Frankl’s awakening as a designer came in the summer of 1925, when during a weekend trip to Woodstock he imagined a corner bookshelf for his collection of art books. It was a wooden, tower-like structure that evoked the silhouette of the then-new skyline of New York with its stepped form. His instinct told him that with these lines he was symbolizing the future, progress, and power, which could appeal to the American sensibility precisely. And, in fact, the series of “Skyscraper Furniture” was so received by the public; after bookcases there were also desks, cabinets, and bathroom mirrors. Aristocrats made the pilgrimage to his gallery at the lower end of Park Avenue, from the Whitney and Vanderbilt families to the avant-garde dancer Isadora Duncan, or later the First Lady Eleanor Roosevelt, who, as Frankl remembers, “particularly appreciated our simple modernity.”

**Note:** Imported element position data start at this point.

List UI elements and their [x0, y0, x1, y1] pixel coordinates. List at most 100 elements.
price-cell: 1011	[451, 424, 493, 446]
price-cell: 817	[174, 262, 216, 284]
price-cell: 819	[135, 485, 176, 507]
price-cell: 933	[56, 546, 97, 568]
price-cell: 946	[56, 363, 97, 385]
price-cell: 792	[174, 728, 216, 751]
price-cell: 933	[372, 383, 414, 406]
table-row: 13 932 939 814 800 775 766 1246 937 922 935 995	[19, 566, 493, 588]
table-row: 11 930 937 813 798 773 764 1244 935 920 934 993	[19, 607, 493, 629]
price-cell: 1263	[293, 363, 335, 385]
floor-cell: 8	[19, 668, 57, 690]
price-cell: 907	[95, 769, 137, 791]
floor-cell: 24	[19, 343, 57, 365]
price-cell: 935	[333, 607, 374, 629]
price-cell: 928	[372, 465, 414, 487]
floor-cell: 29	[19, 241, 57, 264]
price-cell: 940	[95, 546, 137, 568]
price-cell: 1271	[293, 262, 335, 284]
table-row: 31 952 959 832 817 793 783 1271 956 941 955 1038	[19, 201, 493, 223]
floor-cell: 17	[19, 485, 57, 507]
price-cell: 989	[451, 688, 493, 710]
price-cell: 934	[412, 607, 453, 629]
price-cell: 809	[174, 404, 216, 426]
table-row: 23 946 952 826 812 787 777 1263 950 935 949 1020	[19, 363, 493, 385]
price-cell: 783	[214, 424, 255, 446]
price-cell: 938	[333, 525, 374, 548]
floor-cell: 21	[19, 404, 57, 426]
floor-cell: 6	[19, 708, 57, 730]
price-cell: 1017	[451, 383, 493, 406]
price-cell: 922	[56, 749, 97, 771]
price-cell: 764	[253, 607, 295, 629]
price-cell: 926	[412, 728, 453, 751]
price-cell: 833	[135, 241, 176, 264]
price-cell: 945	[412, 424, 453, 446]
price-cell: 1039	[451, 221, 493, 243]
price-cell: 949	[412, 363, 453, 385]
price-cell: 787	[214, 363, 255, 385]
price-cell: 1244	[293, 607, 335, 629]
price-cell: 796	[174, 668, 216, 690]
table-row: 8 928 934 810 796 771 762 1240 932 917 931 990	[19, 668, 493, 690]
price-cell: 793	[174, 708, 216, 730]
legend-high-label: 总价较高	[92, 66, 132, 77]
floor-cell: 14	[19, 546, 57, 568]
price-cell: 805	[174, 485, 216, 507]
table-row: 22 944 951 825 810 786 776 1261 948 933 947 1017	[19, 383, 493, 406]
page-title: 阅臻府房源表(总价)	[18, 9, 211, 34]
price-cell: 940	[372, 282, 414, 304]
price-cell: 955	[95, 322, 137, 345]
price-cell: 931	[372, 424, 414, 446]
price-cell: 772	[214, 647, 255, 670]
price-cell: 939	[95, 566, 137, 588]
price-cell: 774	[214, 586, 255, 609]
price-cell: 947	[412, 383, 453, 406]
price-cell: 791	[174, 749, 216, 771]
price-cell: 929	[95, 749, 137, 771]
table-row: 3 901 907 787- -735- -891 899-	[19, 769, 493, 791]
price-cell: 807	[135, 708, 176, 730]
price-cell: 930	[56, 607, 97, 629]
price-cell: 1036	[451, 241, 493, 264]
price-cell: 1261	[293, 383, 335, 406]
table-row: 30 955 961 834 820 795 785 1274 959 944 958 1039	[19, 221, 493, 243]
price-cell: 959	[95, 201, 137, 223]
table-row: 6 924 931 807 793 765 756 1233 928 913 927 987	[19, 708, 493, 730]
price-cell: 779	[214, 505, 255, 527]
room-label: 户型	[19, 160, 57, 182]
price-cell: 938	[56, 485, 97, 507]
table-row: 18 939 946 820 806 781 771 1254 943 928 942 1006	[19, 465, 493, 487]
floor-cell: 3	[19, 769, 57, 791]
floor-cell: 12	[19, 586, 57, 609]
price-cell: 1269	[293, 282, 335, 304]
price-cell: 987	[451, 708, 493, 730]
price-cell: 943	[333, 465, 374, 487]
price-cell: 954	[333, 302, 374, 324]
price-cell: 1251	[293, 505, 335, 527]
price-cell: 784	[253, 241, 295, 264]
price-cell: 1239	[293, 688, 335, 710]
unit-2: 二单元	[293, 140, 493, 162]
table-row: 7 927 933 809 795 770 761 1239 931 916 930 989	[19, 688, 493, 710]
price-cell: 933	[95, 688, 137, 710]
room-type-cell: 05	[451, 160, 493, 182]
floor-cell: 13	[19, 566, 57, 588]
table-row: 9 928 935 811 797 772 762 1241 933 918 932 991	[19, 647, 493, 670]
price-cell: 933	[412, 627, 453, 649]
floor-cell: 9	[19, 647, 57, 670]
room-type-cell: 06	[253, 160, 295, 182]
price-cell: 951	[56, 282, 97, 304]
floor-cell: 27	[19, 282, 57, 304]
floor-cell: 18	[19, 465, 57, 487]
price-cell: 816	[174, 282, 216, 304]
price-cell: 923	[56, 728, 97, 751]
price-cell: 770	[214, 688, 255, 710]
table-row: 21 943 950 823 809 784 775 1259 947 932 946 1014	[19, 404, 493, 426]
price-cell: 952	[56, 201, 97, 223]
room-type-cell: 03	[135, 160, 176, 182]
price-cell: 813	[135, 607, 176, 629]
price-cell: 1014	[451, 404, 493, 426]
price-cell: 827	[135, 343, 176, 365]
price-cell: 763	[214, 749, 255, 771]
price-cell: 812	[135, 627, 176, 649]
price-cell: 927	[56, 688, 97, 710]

Starting as a craft and design gallerist, the architect Paul T. Frankl grew to become a genuine creator, in whom we find traces of the former difficulties of the Viennese ateliers and of Japanese and Oriental influences, Bauhaus-objectivity, and the opulence of French art deco. In the 1950’s, Frankl’s orders diminished; he suffered from the fact that “bastard-reproductions” flooded the mass market with his work. “The plagiarist injures the artist only indirectly, because he [the artist] can also indirectly profit from him,” Frankl comforted himself. “He is a parasite who keeps the artist from resting in the laurels, and forces him to keep his creative spirit awake.” Unlike contemporaries Raymond Loewy, Gilbert Rhode, or Russel Wright, Frankl was never able to let his work enter mass production—they should be reserved for the elite [*see editor correction below*].

Paulette Frankl, the now 77-year-old daughter, who has lived an illustrious career as a courtroom artist, a magician, and a mime, was moved to tears when she first held the exquisitely designed “Autobiography.”

“The design of the book breathes my father’s spirit exactly. My Daddy would have loved this book.”

CORRECTIONS TO THE ARTICLE from the editor:
Frankl didn’t really emigrate to the US in 1914; he was stuck in New York. He emigrated (returned) to the US in 1920, to stay. Frankl did mass-produce his work, but it came much later than for most of his fellow designers.